This behaviour is controlled by the following config settings, which get assigned default values. Here's a snippet from the Karafka source Karafka::Setup::Config:

# option [Boolean] should we use exponential backoff
setting :pause_with_exponential_backoff, default: true

# option [Integer] what is the max timeout in case of an exponential backoff (milliseconds)
setting :pause_max_timeout, default: 30_000

Without error handling, it will keep trying to process this message, and not move on to other messages (because the offset of the bad message will not be committed). So clearly, some error handling is needed.

Dead Letter Queue

In terms of writing the least amount of application code, the easiest way to get error handling with Karafka is to configure a Dead Letter Queue (DLQ) per each topic. For example:

# karafka.rb
class KarafkaApp < Karafka::App
  # config block...

  routes.draw do
    topic :inventory_management_product_updates do
      consumer ProductInventoryConsumer
      dead_letter_queue(
        # name this as per your organization's naming conventions
        topic: "dlq_inventory_management_product_updates",
        max_retries: 2
      )
    end
  end
end

With this approach, if any error is raised during message processing, Karafka will automatically retry up to a configured number of max_retries (which can also be set to zero if you don't ever want it to retry). If message processing still fails after the retries are exhausted, a new message containing the same header and payload as the troublesome message will be produced to the topic specified in the dead_letter_queue method, in this case, dlq_inventory_management_product_updates.

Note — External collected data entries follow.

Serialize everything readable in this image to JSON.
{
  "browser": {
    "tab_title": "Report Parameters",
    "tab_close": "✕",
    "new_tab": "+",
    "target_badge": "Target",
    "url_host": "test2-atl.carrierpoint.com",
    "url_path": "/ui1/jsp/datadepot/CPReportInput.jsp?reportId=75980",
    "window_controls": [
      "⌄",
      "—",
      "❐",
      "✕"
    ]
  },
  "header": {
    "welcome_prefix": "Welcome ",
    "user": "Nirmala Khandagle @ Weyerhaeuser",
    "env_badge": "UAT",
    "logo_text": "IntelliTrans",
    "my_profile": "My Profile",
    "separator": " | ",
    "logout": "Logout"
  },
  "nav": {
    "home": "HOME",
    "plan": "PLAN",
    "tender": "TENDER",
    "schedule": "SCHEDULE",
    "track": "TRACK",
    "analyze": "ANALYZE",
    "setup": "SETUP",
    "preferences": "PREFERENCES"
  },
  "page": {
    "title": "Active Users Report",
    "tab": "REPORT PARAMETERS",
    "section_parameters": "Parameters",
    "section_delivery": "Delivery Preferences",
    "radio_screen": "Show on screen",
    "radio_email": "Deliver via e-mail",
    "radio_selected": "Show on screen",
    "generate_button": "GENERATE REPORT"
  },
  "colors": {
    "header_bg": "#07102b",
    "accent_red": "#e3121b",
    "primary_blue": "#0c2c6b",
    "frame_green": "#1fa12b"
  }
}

With the modified karafka.rb in place (remember to restart the karafka server bundle exec karafka server after making changes to karafka.rb), producing an inventory update message with a product code that does not exist will generate the following log messages in the Karafka server. I've annotated them with === EXPLANATION ===, which shows that after consuming the bad message, Karafka will make two more attempts to process it. If those still fail, it writes the message the the topic dlq_inventory_management_product_updates, then moves on, waiting to consume new messages:

=== START CONSUMING BAD MESSAGE ===
[d13504295353] Consume job for ProductInventoryConsumer on
  inventory_management_product_updates/0 started

  Product Load (0.2ms)  SELECT "products".* FROM "products"
  WHERE "products"."code" = ? LIMIT ?  [["code", "NO_SUCH_CODE"], ["LIMIT", 1]]
  ↳ app/consumers/product_inventory_consumer.rb:5:in `block in consume'
Consumer consuming error: undefined method `update!' for nil:NilClass

      product.update!(inventory: payload["inventory_count"])
             ^^^^^^^^
/path/to/app/consumers/product_inventory_consumer.rb:6:in `block in consume'
...stack trace...

=== FIRST RETRY ===
[fa875ec2db84] Retrying of ProductInventoryConsumer after 2000 ms on
  topic inventory_management_product_updates/0 from offset 1
[d13504295353] Consume job for ProductInventoryConsumer on
  inventory_management_product_updates/0 started

  Product Load (0.1ms)  SELECT "products".* FROM "products"
  WHERE "products"."code" = ? LIMIT ?  [["code", "NO_SUCH_CODE"], ["LIMIT", 1]]
  ↳ app/consumers/product_inventory_consumer.rb:5:in `block in consume'
Consumer consuming error: undefined method `update!' for nil:NilClass

      product.update!(inventory: payload["inventory_count"])
             ^^^^^^^^
/path/to/app/consumers/product_inventory_consumer.rb:6:in `block in consume'
...stack trace...

=== SECOND RETRY ===
[76694e052832] Retrying of ProductInventoryConsumer after 4000 ms on
  topic inventory_management_product_updates/0 from offset 1
[d13504295353] Consume job for ProductInventoryConsumer on
  inventory_management_product_updates/0 started

  Product Load (0.2ms)  SELECT "products".* FROM "products"
  WHERE "products"."code" = ? LIMIT ?  [["code", "NO_SUCH_CODE"], ["LIMIT", 1]]
  ↳ app/consumers/product_inventory_consumer.rb:5:in `block in consume'
Consumer consuming error: undefined method `update!' for nil:NilClass

      product.update!(inventory: payload["inventory_count"])
             ^^^^^^^^
/path/to/app/consumers/product_inventory_consumer.rb:6:in `block in consume'
...stack trace...

=== WRITE BAD MESSAGE TO DLQ ===
[23c9519eb294] Async producing of a message to
  'dlq_inventory_management_product_updates' topic took 1.7790000000968575 ms
[23c9519eb294] {:topic=>"dlq_inventory_management_product_updates",
  :payload=>"{\"product_code\":\"NO_SUCH_CODE\",\"inventory_count\":5}"}
[d1e59c1bd1df] Dispatched message 1 from inventory_management_product_updates/0
  to DLQ topic: dlq_inventory_management_product_updates

=== OFFSET COMMITTED, READY TO PROCESS MORE MESSAGES ===
[316f38a98a31] Pausing on topic inventory_management_product_updates/0 on offset 2
[bc51bb551a3f] Polling messages...

Error Monitoring

It's also useful to capture the error messages and stack traces in your error tracking/monitoring tool of choice (Sentry, Rollback, etc.). Karafka provides a monitoring API that allows you to subscribe to instrumentation events, and deal with them as you wish.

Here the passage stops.